The handful of tech giants represented in the “FANG” index (Facebook, Amazon, Netflix, Google and friends) rose in price by nearly 13 times since January 2013, while the S&P 500 rose only 2.8 times.

They earn only 0.7% of the S&P 500’s total revenue, but account for 12.2% of its market capitalization. This remarkable divergence of valuation might be the biggest bubble in market history: As the “real” or inflation-indexed yield of US Treasury securities fell into deeply negative territory, the price of tech stocks rose in a nearly perfect straight line.

Without tech stocks, it doesn’t feel like a rally. While the S&P 500 closed last week at a new high, 334 of its members traded at a one-year low, while fewer than half as many hit new highs. Market breadth, as the analysts call it, is miserable.

Investors are buying tech stocks the way they used to buy utilities, as a source of monopoly income streams whose value depends on the return to the risk-free alternative, in this case real Treasury yields.

But the collapse of real yields in turn is an artifact of Federal Reserve stimulus. The Fed owns most of the outstanding inflation-indexed securities. What happens when the Fed “tapers” its buying, as it has promised to do? The letdown could be abrupt and brutal.

The NY Fang Index (Tesla, Google, Apple, Microsoft, Meta, Netflix, Amazon, Baidu and Alibaba) traded in a straight line with the inflation-indexed Treasury yield. 

The negative 1.5% yield of 5-year TIPS, the driver of stratospheric tech-stock valuations, requires some explanation. The 5-year TIPS yield for the past dozen years tracked the Federal Reserve’s overnight lending  (federal funds) rate, or more precisely, the market’s best guess about where the overnight rate will be in a couple of years.

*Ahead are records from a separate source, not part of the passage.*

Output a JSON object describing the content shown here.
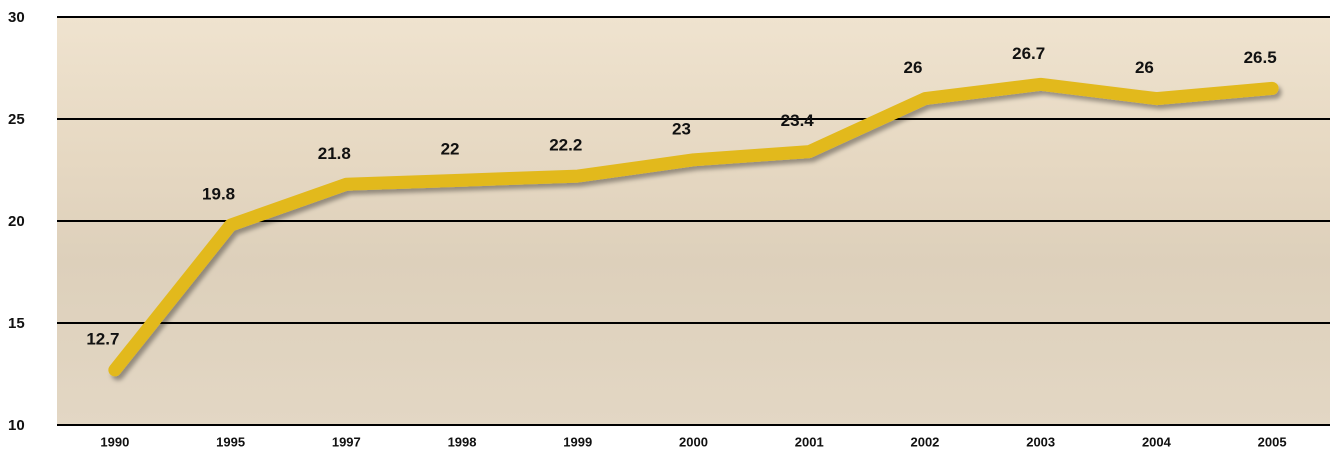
{
  "chart_data": {
    "type": "line",
    "categories": [
      "1990",
      "1995",
      "1997",
      "1998",
      "1999",
      "2000",
      "2001",
      "2002",
      "2003",
      "2004",
      "2005"
    ],
    "values": [
      12.7,
      19.8,
      21.8,
      22,
      22.2,
      23,
      23.4,
      26,
      26.7,
      26,
      26.5
    ],
    "color": "#e2b91e",
    "ylim": [
      10,
      30
    ],
    "yticks": [
      10,
      15,
      20,
      25,
      30
    ],
    "grid": true
  }
}
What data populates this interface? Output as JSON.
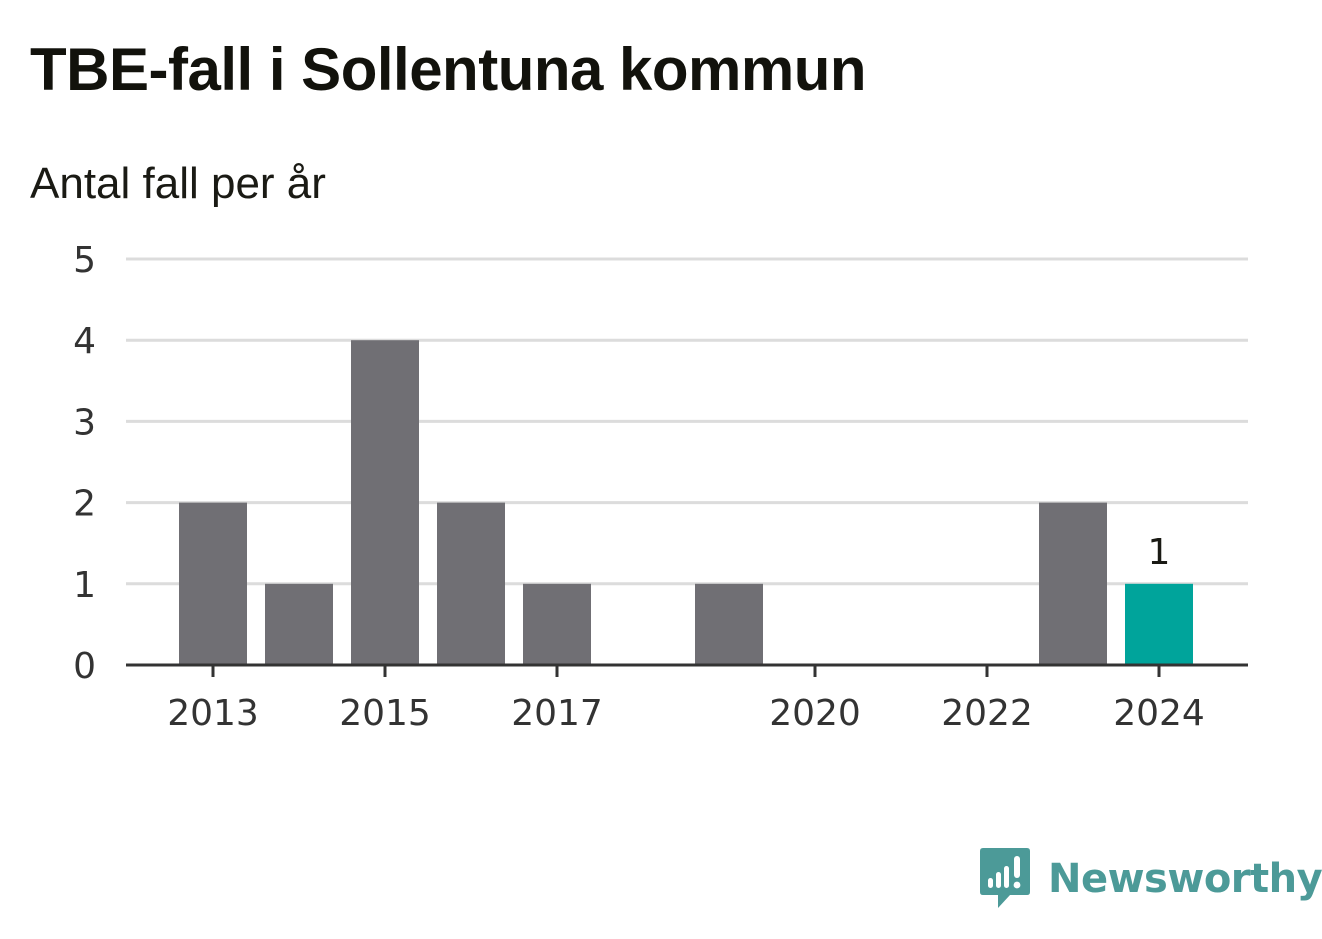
{
  "title": "TBE-fall i Sollentuna kommun",
  "subtitle": "Antal fall per år",
  "logo": {
    "name": "Newsworthy",
    "icon": "bar-chart-speech-bubble-icon",
    "color": "#4c9a98"
  },
  "chart_data": {
    "type": "bar",
    "x": [
      2013,
      2014,
      2015,
      2016,
      2017,
      2018,
      2019,
      2020,
      2021,
      2022,
      2023,
      2024
    ],
    "values": [
      2,
      1,
      4,
      2,
      1,
      0,
      1,
      0,
      0,
      0,
      2,
      1
    ],
    "x_tick_labels": [
      "2013",
      "2015",
      "2017",
      "2020",
      "2022",
      "2024"
    ],
    "y_ticks": [
      0,
      1,
      2,
      3,
      4,
      5
    ],
    "ylim": [
      0,
      5
    ],
    "highlight": {
      "x": 2024,
      "label": "1"
    },
    "colors": {
      "bar": "#706f74",
      "highlight": "#00a49b",
      "grid": "#dcdcdc",
      "axis": "#333333"
    },
    "grid": true,
    "legend": "none",
    "xlabel": "",
    "ylabel": ""
  }
}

We know what the market thinks about the future overnight rate from the futures market.

As the chart shows, this relationship diverged noticeably after the pandemic began in 2020. The expected federal funds rate rose about 1.25% from the zero level set by the Fed in response to the Covid recession, but the 5-year TIPS yield kept falling.

There’s no mystery as to why TIPS yields fell. The Fed bought nearly $300 billion worth of TIPS starting in the second quarter of 2020. If it stops buying TIPS, the TIPS yield should rise in keeping with its long-term relationship to the expected federal funds rate.

If the historical link prevailed, the 5-year TIPS yield would snap back by 1.5 percentage points, from about -.5% now to positive 1.5%. And if the historical link between the 5-year TIPS yield and FANG stocks held up, the FANG index would fall from about 7,500 to 5,000 or so.

There are only $550 billion of TIPS issued, and the Federal Reserve owns nearly $400 billion of them. The TIPS yield is whatever the Fed wants it to be. And the lower the TIPS yield, the higher the price of tech mega-cap stocks.

I am not implying that the Fed is in cahoots with Big Tech to boost stock prices, but if it were, it couldn’t have managed things better.

Now the Fed has promised to “taper” its purchases of Treasuries. Whatever the Fed does, it will do gradually. It knows painfully well that the stock market’s elevated valuation rests on the air-pocket of unprecedented Treasury yields.

But the Fed also has its credibility to look to. After insisting for months that inflation wasn’t there, and that if it was there, it was transitory, the Fed fears that it may have set off an inflation cycle like the miserable 1970s.

It has indicated that it will raise its overnight rate from zero to about 0.75% over the next year, and “taper” (but not entirely stop) its purchases of Treasury securities. 

I don’t know what the Fed will do, and neither does the Fed. But it has painted itself into a corner with the biggest monetary stimulus in peacetime history, and cannot back out of it without making a mess.